Sciascia aveva già iniziato a scrivere di mafia nel 1957, recensendo il libro di Renato Candida, comandante dei carabinieri ad Agrigento, al quale si è ispirato per tratteggiare il personaggio del Capitano Bellodi, protagonista del romanzo.[1][2][3]
La prima edizione venne anticipata sulla rivista Mondo Nuovo del 9 ottobre 1960, e la prima edizione comparve con una "Nota", che dichiarava la verità sottintesa alla finzione del romanzo, scritta in una libertà non piena ma significativa, nei confronti di una letteratura che fino a quel momento aveva fornito della mafia una rappresentazione apologetica e di una società che, negli organi politici e d'informazione, ne negava addirittura l'esistenza.
Questo concetto sarà ribadito nella "Avvertenza" all'edizione scolastica del 1972.

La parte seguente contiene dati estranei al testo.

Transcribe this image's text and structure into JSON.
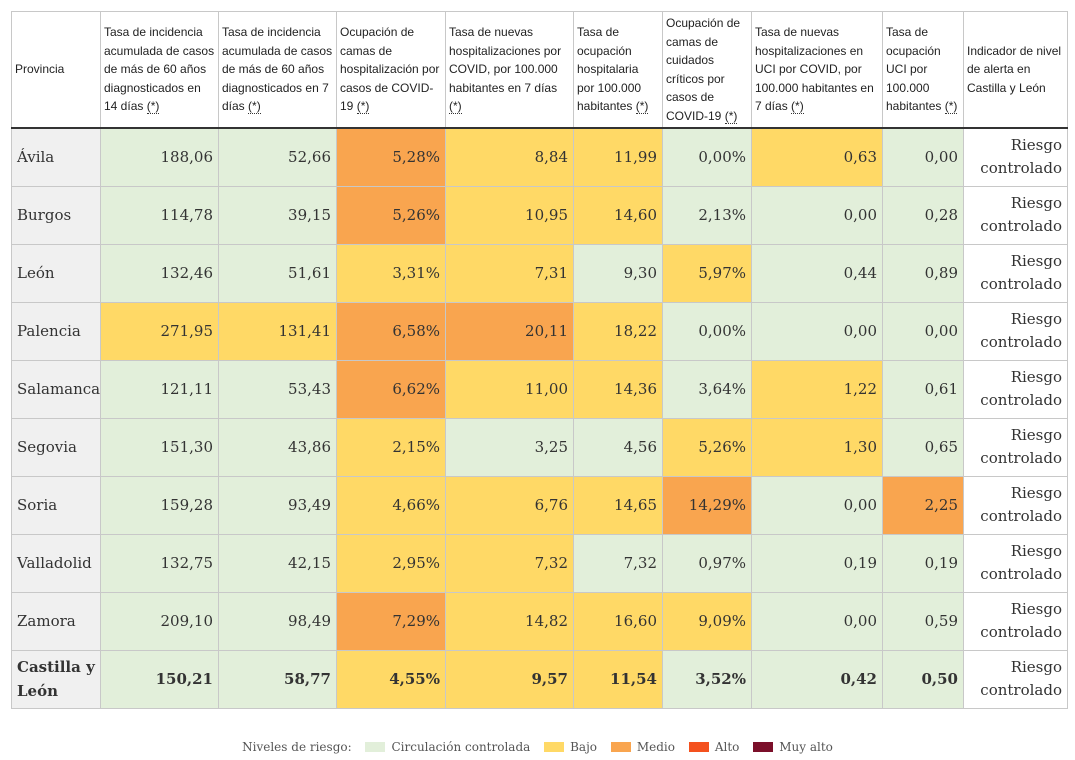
{
  "table": {
    "headers": [
      "Provincia",
      "Tasa de incidencia acumulada de casos de más de 60 años diagnosticados en 14 días",
      "Tasa de incidencia acumulada de casos de más de 60 años diagnosticados en 7 días",
      "Ocupación de camas de hospitalización por casos de COVID-19",
      "Tasa de nuevas hospitalizaciones por COVID, por 100.000 habitantes en 7 días",
      "Tasa de ocupación hospitalaria por 100.000 habitantes",
      "Ocupación de camas de cuidados críticos por casos de COVID-19",
      "Tasa de nuevas hospitalizaciones en UCI por COVID, por 100.000 habitantes en 7 días",
      "Tasa de ocupación UCI por 100.000 habitantes",
      "Indicador de nivel de alerta en Castilla y León"
    ],
    "note_marker": "(*)",
    "rows": [
      {
        "prov": "Ávila",
        "vals": [
          "188,06",
          "52,66",
          "5,28%",
          "8,84",
          "11,99",
          "0,00%",
          "0,63",
          "0,00"
        ],
        "levels": [
          "verde",
          "verde",
          "naranja",
          "amarillo",
          "amarillo",
          "verde",
          "amarillo",
          "verde"
        ],
        "alert": "Riesgo controlado"
      },
      {
        "prov": "Burgos",
        "vals": [
          "114,78",
          "39,15",
          "5,26%",
          "10,95",
          "14,60",
          "2,13%",
          "0,00",
          "0,28"
        ],
        "levels": [
          "verde",
          "verde",
          "naranja",
          "amarillo",
          "amarillo",
          "verde",
          "verde",
          "verde"
        ],
        "alert": "Riesgo controlado"
      },
      {
        "prov": "León",
        "vals": [
          "132,46",
          "51,61",
          "3,31%",
          "7,31",
          "9,30",
          "5,97%",
          "0,44",
          "0,89"
        ],
        "levels": [
          "verde",
          "verde",
          "amarillo",
          "amarillo",
          "verde",
          "amarillo",
          "verde",
          "verde"
        ],
        "alert": "Riesgo controlado"
      },
      {
        "prov": "Palencia",
        "vals": [
          "271,95",
          "131,41",
          "6,58%",
          "20,11",
          "18,22",
          "0,00%",
          "0,00",
          "0,00"
        ],
        "levels": [
          "amarillo",
          "amarillo",
          "naranja",
          "naranja",
          "amarillo",
          "verde",
          "verde",
          "verde"
        ],
        "alert": "Riesgo controlado"
      },
      {
        "prov": "Salamanca",
        "vals": [
          "121,11",
          "53,43",
          "6,62%",
          "11,00",
          "14,36",
          "3,64%",
          "1,22",
          "0,61"
        ],
        "levels": [
          "verde",
          "verde",
          "naranja",
          "amarillo",
          "amarillo",
          "verde",
          "amarillo",
          "verde"
        ],
        "alert": "Riesgo controlado"
      },
      {
        "prov": "Segovia",
        "vals": [
          "151,30",
          "43,86",
          "2,15%",
          "3,25",
          "4,56",
          "5,26%",
          "1,30",
          "0,65"
        ],
        "levels": [
          "verde",
          "verde",
          "amarillo",
          "verde",
          "verde",
          "amarillo",
          "amarillo",
          "verde"
        ],
        "alert": "Riesgo controlado"
      },
      {
        "prov": "Soria",
        "vals": [
          "159,28",
          "93,49",
          "4,66%",
          "6,76",
          "14,65",
          "14,29%",
          "0,00",
          "2,25"
        ],
        "levels": [
          "verde",
          "verde",
          "amarillo",
          "amarillo",
          "amarillo",
          "naranja",
          "verde",
          "naranja"
        ],
        "alert": "Riesgo controlado"
      },
      {
        "prov": "Valladolid",
        "vals": [
          "132,75",
          "42,15",
          "2,95%",
          "7,32",
          "7,32",
          "0,97%",
          "0,19",
          "0,19"
        ],
        "levels": [
          "verde",
          "verde",
          "amarillo",
          "amarillo",
          "verde",
          "verde",
          "verde",
          "verde"
        ],
        "alert": "Riesgo controlado"
      },
      {
        "prov": "Zamora",
        "vals": [
          "209,10",
          "98,49",
          "7,29%",
          "14,82",
          "16,60",
          "9,09%",
          "0,00",
          "0,59"
        ],
        "levels": [
          "verde",
          "verde",
          "naranja",
          "amarillo",
          "amarillo",
          "amarillo",
          "verde",
          "verde"
        ],
        "alert": "Riesgo controlado"
      },
      {
        "prov": "Castilla y León",
        "vals": [
          "150,21",
          "58,77",
          "4,55%",
          "9,57",
          "11,54",
          "3,52%",
          "0,42",
          "0,50"
        ],
        "levels": [
          "verde",
          "verde",
          "amarillo",
          "amarillo",
          "amarillo",
          "verde",
          "verde",
          "verde"
        ],
        "alert": "Riesgo controlado",
        "total": true
      }
    ]
  },
  "legend": {
    "label": "Niveles de riesgo:",
    "items": [
      {
        "label": "Circulación controlada",
        "color": "#e2efda"
      },
      {
        "label": "Bajo",
        "color": "#ffd966"
      },
      {
        "label": "Medio",
        "color": "#f9a54f"
      },
      {
        "label": "Alto",
        "color": "#f4511e"
      },
      {
        "label": "Muy alto",
        "color": "#7b0f2a"
      }
    ]
  }
}
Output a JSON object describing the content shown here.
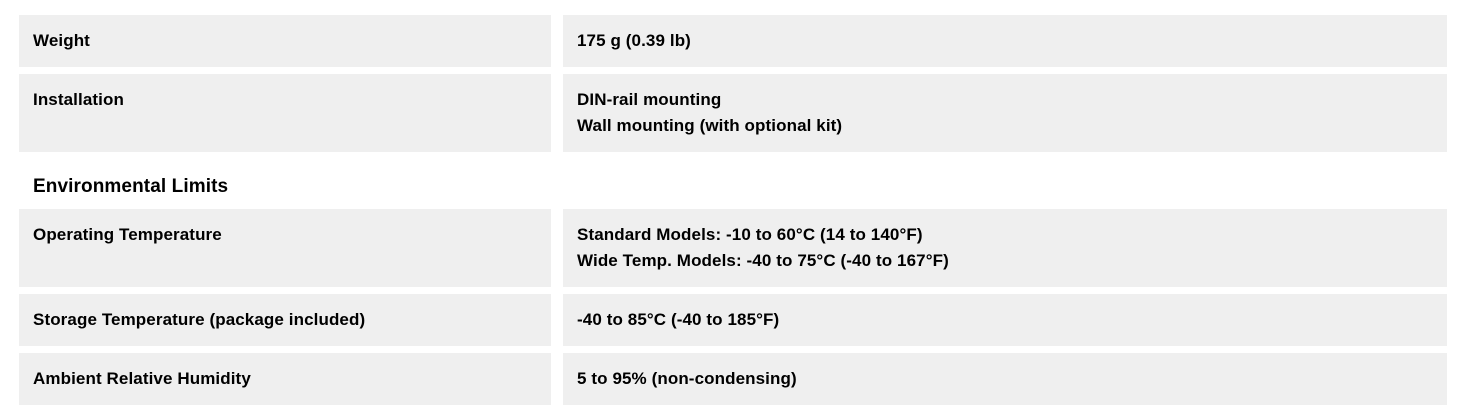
{
  "colors": {
    "page_bg": "#ffffff",
    "row_bg": "#efefef",
    "text": "#000000"
  },
  "sections": [
    {
      "rows": [
        {
          "label": "Weight",
          "values": [
            "175 g (0.39 lb)"
          ]
        },
        {
          "label": "Installation",
          "values": [
            "DIN-rail mounting",
            "Wall mounting (with optional kit)"
          ]
        }
      ]
    },
    {
      "title": "Environmental Limits",
      "rows": [
        {
          "label": "Operating Temperature",
          "values": [
            "Standard Models: -10 to 60°C (14 to 140°F)",
            "Wide Temp. Models: -40 to 75°C (-40 to 167°F)"
          ]
        },
        {
          "label": "Storage Temperature (package included)",
          "values": [
            "-40 to 85°C (-40 to 185°F)"
          ]
        },
        {
          "label": "Ambient Relative Humidity",
          "values": [
            "5 to 95% (non-condensing)"
          ]
        }
      ]
    }
  ]
}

Dal romanzo è tratto il film omonimo del 1968, per la regia di Damiano Damiani.
Trama
modificaSalvatore Colasberna, presidente di una piccola impresa edilizia chiamata Santa Fara, viene ucciso nella piazza Garibaldi, mentre sale sull'autobus per Palermo.
All'arrivo dei carabinieri, i passeggeri si allontanano alla chetichella, l'autobus resta vuoto e rimangono soltanto l'autista e il bigliettaio, che comunque di fronte alla divisa non riconoscono il morto e non si ricordano chi fossero i passeggeri. Il venditore di panelle, rimasto a terra al momento del delitto, è scomparso. Un carabiniere lo trova all'ingresso della scuola elementare, dove come al solito vende i suoi prodotti, e lo accompagna dal maresciallo Arturo Ferlisi. Ma neanche lui sa nulla e, anzi, dice di non essersi nemmeno accorto dello sparo. Dopo due ore di interrogatorio il panellaro ricorda che, all'angolo tra via Cavour e piazza Garibaldi, verso le sei, ha sentito due spari provenire da un sacco di carbone situato vicino al cantone della chiesa.

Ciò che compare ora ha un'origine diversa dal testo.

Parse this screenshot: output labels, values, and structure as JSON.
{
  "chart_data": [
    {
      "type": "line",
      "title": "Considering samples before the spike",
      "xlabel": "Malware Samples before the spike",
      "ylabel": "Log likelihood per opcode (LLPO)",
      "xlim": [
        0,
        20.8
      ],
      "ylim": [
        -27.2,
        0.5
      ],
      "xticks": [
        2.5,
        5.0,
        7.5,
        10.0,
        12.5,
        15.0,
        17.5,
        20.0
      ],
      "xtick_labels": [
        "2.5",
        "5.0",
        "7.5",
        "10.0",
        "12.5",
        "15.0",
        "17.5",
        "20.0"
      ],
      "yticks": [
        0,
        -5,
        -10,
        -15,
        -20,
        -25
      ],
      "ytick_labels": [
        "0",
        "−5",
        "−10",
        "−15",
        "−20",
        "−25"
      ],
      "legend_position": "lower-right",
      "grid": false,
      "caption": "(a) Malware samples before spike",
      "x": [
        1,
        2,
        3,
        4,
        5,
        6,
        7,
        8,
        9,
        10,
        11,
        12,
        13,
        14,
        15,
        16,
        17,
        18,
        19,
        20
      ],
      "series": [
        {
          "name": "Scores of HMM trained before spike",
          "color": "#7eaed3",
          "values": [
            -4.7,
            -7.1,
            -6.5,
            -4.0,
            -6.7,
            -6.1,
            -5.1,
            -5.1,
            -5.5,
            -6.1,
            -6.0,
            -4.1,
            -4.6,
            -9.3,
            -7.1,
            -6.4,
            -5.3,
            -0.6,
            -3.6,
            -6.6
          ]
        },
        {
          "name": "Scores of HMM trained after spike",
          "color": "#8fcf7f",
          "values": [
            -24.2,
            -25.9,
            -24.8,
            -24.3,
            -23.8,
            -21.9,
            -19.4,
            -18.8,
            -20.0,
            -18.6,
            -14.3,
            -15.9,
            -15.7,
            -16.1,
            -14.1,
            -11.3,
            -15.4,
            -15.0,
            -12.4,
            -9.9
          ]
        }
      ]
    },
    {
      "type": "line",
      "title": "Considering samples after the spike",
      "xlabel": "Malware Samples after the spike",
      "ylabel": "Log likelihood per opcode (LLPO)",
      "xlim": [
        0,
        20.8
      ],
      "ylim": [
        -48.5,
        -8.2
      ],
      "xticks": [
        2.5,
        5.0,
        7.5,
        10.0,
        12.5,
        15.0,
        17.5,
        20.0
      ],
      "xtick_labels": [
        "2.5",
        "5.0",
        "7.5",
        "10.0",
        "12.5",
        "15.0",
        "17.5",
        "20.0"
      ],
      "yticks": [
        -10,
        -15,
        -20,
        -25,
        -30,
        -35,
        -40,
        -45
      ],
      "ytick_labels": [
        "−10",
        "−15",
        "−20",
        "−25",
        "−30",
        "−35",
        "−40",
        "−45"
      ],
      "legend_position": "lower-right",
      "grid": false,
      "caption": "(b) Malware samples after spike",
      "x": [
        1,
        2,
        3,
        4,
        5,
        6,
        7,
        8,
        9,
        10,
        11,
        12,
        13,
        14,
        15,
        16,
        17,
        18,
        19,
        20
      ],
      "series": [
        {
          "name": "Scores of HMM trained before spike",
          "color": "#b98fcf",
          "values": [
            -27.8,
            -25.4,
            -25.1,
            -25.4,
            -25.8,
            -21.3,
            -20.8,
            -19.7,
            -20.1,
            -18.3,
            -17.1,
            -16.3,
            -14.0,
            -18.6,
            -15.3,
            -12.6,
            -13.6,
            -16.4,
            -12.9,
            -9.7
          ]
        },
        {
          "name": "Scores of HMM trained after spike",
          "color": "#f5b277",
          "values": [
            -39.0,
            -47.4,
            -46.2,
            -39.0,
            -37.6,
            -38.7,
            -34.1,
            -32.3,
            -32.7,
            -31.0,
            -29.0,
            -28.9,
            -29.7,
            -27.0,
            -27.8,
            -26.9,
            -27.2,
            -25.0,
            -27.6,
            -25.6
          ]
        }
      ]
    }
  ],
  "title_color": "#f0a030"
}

Le indagini vengono affidate al capitano Bellodi, comandante della compagnia di C., emiliano di Parma, ex partigiano, destinato a diventare avvocato, ma rimasto in servizio nell'Arma in nome di alti ideali, non condividendo, peraltro, il clima di omertà che caratterizza la Sicilia e i suoi abitanti. Intanto, in un bar di Roma, un'importante persona politica chiede ad un onorevole del suo partito (che si intuisce essere la Democrazia Cristiana) di far trasferire Bellodi, a causa dei problemi che sta creando, designando l'omicidio di Colasberna come omicidio mafioso. Bellodi intanto interroga un proprio confidente, doppiogiochista noto alla mafia: Calogero Dibella detto Parrinieddu. Il capitano ascoltando le menzogne che l'informatore riferisce, riesce comunque, con quelle sue gentili maniere da "continentale", a sapere il nome di Rosario Pizzuco, il possibile mandante. Vengono interrogati anche i parenti di Salvatore Colasberna.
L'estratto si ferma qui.